Quando andassimo a criticare anche un nostro leader non tanto e non solo per i suoi comportamenti conclusivi – come una certa ritrosia a costruire le condizioni per “un altro mondo possibile” (come e’ accaduto ad esempio a Bertinotti all’Universita’) - quanto per gli itinerari e le frequentazioni a volte salottiere che potrebbero averlo indotto a quei comportamenti che alcuni di noi avvertono come “tradimento”. Non si tratta, nello specifico caso, di contestare le sue frequentazioni di Porta a Porta o di altri salotti, ovvero i suoi amichevoli colloqui e scambi di stima reciproca con un orrido personaggio qual’e’ il senatore Cossiga, oppure ancora di criticare le sue abitudini nel vestire, i suoi improvvisi innamoramenti di una nonviolenza esasperata quanto disincarnata dalla politica e dalla storia dell’uomo come puo’ esserlo il buddismo, quindi in buona sostanza di accusarlo per le sue frequentazioni con gli “avversari”. Si tratta piuttosto di rimproverargli di non aver saputo interpretare almeno fino ad oggi, dall’alto della sua funzione, almeno il suggerimento evangelico “se il tuo avversario ti chiede di fare un chilometro con lui, tu costringerlo a farne due con te”. I “compagni che sbagliano” non sono solo quelli che si adagiano a cullare sogni di violenza o di terrorismo, ma anche quelli che essendo in politica e dichiarando di aver fatto scelte di nonviolenza, a volte dimenticano di ascoltare la base, di lasciarsi interrogare da essa, ed affrontare insieme ad essa l’analisi delle condizioni reali esistenti, la diagnosi del male e la prefigurazione dei possibili percorsi terapeutici.

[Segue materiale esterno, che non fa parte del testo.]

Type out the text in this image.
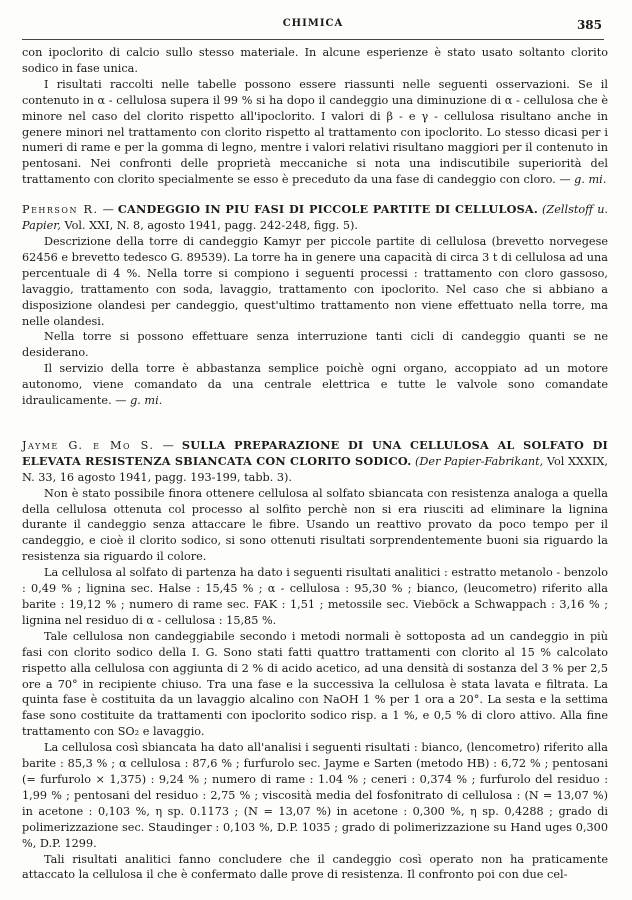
CHIMICA	385

con ipoclorito di calcio sullo stesso materiale. In alcune esperienze è stato usato soltanto clorito sodico in fase unica.

I risultati raccolti nelle tabelle possono essere riassunti nelle seguenti osservazioni. Se il contenuto in α - cellulosa supera il 99 % si ha dopo il candeggio una diminuzione di α - cellulosa che è minore nel caso del clorito rispetto all'ipoclorito. I valori di β - e γ - cellulosa risultano anche in genere minori nel trattamento con clorito rispetto al trattamento con ipoclorito. Lo stesso dicasi per i numeri di rame e per la gomma di legno, mentre i valori relativi risultano maggiori per il contenuto in pentosani. Nei confronti delle proprietà meccaniche si nota una indiscutibile superiorità del trattamento con clorito specialmente se esso è preceduto da una fase di candeggio con cloro. — g. mi.

Pehrson R. — CANDEGGIO IN PIU FASI DI PICCOLE PARTITE DI CELLULOSA. (Zellstoff u. Papier, Vol. XXI, N. 8, agosto 1941, pagg. 242-248, figg. 5).

Descrizione della torre di candeggio Kamyr per piccole partite di cellulosa (brevetto norvegese 62456 e brevetto tedesco G. 89539). La torre ha in genere una capacità di circa 3 t di cellulosa ad una percentuale di 4 %. Nella torre si compiono i seguenti processi : trattamento con cloro gassoso, lavaggio, trattamento con soda, lavaggio, trattamento con ipoclorito. Nel caso che si abbiano a disposizione olandesi per candeggio, quest'ultimo trattamento non viene effettuato nella torre, ma nelle olandesi.

Nella torre si possono effettuare senza interruzione tanti cicli di candeggio quanti se ne desiderano.

Il servizio della torre è abbastanza semplice poichè ogni organo, accoppiato ad un motore autonomo, viene comandato da una centrale elettrica e tutte le valvole sono comandate idraulicamente. — g. mi.

Jayme G. e Mo S. — SULLA PREPARAZIONE DI UNA CELLULOSA AL SOLFATO DI ELEVATA RESISTENZA SBIANCATA CON CLORITO SODICO. (Der Papier-Fabrikant, Vol XXXIX, N. 33, 16 agosto 1941, pagg. 193-199, tabb. 3).

Non è stato possibile finora ottenere cellulosa al solfato sbiancata con resistenza analoga a quella della cellulosa ottenuta col processo al solfito perchè non si era riusciti ad eliminare la lignina durante il candeggio senza attaccare le fibre. Usando un reattivo provato da poco tempo per il candeggio, e cioè il clorito sodico, si sono ottenuti risultati sorprendentemente buoni sia riguardo la resistenza sia riguardo il colore.

La cellulosa al solfato di partenza ha dato i seguenti risultati analitici : estratto metanolo - benzolo : 0,49 % ; lignina sec. Halse : 15,45 % ; α - cellulosa : 95,30 % ; bianco, (leucometro) riferito alla barite : 19,12 % ; numero di rame sec. FAK : 1,51 ; metossile sec. Vieböck a Schwappach : 3,16 % ; lignina nel residuo di α - cellulosa : 15,85 %.

Tale cellulosa non candeggiabile secondo i metodi normali è sottoposta ad un candeggio in più fasi con clorito sodico della I. G. Sono stati fatti quattro trattamenti con clorito al 15 % calcolato rispetto alla cellulosa con aggiunta di 2 % di acido acetico, ad una densità di sostanza del 3 % per 2,5 ore a 70° in recipiente chiuso. Tra una fase e la successiva la cellulosa è stata lavata e filtrata. La quinta fase è costituita da un lavaggio alcalino con NaOH 1 % per 1 ora a 20°. La sesta e la settima fase sono costituite da trattamenti con ipoclorito sodico risp. a 1 %, e 0,5 % di cloro attivo. Alla fine trattamento con SO₂ e lavaggio.

La cellulosa così sbiancata ha dato all'analisi i seguenti risultati : bianco, (lencometro) riferito alla barite : 85,3 % ; α cellulosa : 87,6 % ; furfurolo sec. Jayme e Sarten (metodo HB) : 6,72 % ; pentosani (= furfurolo × 1,375) : 9,24 % ; numero di rame : 1.04 % ; ceneri : 0,374 % ; furfurolo del residuo : 1,99 % ; pentosani del residuo : 2,75 % ; viscosità media del fosfonitrato di cellulosa : (N = 13,07 %) in acetone : 0,103 %, η sp. 0.1173 ; (N = 13,07 %) in acetone : 0,300 %, η sp. 0,4288 ; grado di polimerizzazione sec. Staudinger : 0,103 %, D.P. 1035 ; grado di polimerizzazione su Hand uges 0,300 %, D.P. 1299.

Tali risultati analitici fanno concludere che il candeggio così operato non ha praticamente attaccato la cellulosa il che è confermato dalle prove di resistenza. Il confronto poi con due cel-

Quasi che non fosse vero anche per la politica, come in medicina, che ad ogni effetto e’ legata una ben precisa causa (come insegno’ agli albori della cultura medica il grande Plinio) e che individuare quella causa e’ fondamentale per comprendere e valutare quell’effetto e saper intervenire con efficacia. D’altra parte per gli amanti del pensiero religioso non e’ forse vero che nel Vangelo e’ scritto: “Vi riconosceranno dai vostri frutti”? E che cioe’ non esiste alcun frutto che non derivi da uno specifico seme e da ben precise pratiche di innesto o di ingegneria genetica? Non e’ allora forse giustificata ogni critica (pur potendo dissentire sui modi di quella critica) a chi dei compagni, dopo aver ambito a posizioni di rilievo e di prestigio all’interno dei palazzi del potere, non porti frutti o quantomeno germogli conseguenti ed omologhi alle idee ed ai valori per cui si candidava a rappresentare le nostre aspettative?

Dunque non temiamo e non disdegnamo di attuare una costante pratica diagnostico dietrologica alle cose che accadono, anche quando cio’ ci costringe a severe critiche verso i nostri compagni di strada e verso gli stessi leader del movimento. Diversamente lasceremmo che ad utilizzare simili pratiche assolutamente necessarie a qualsiasi progetto, non rimangano che gli uomini dei servizi e degli apparati che ne hanno fatto una scienza ed un’arte, fondate sulla acquisizione sistematica di informazioni, e sul monitoraggio degli effetti di qualsiasi terapia sociale sia stata da loro intrapresa.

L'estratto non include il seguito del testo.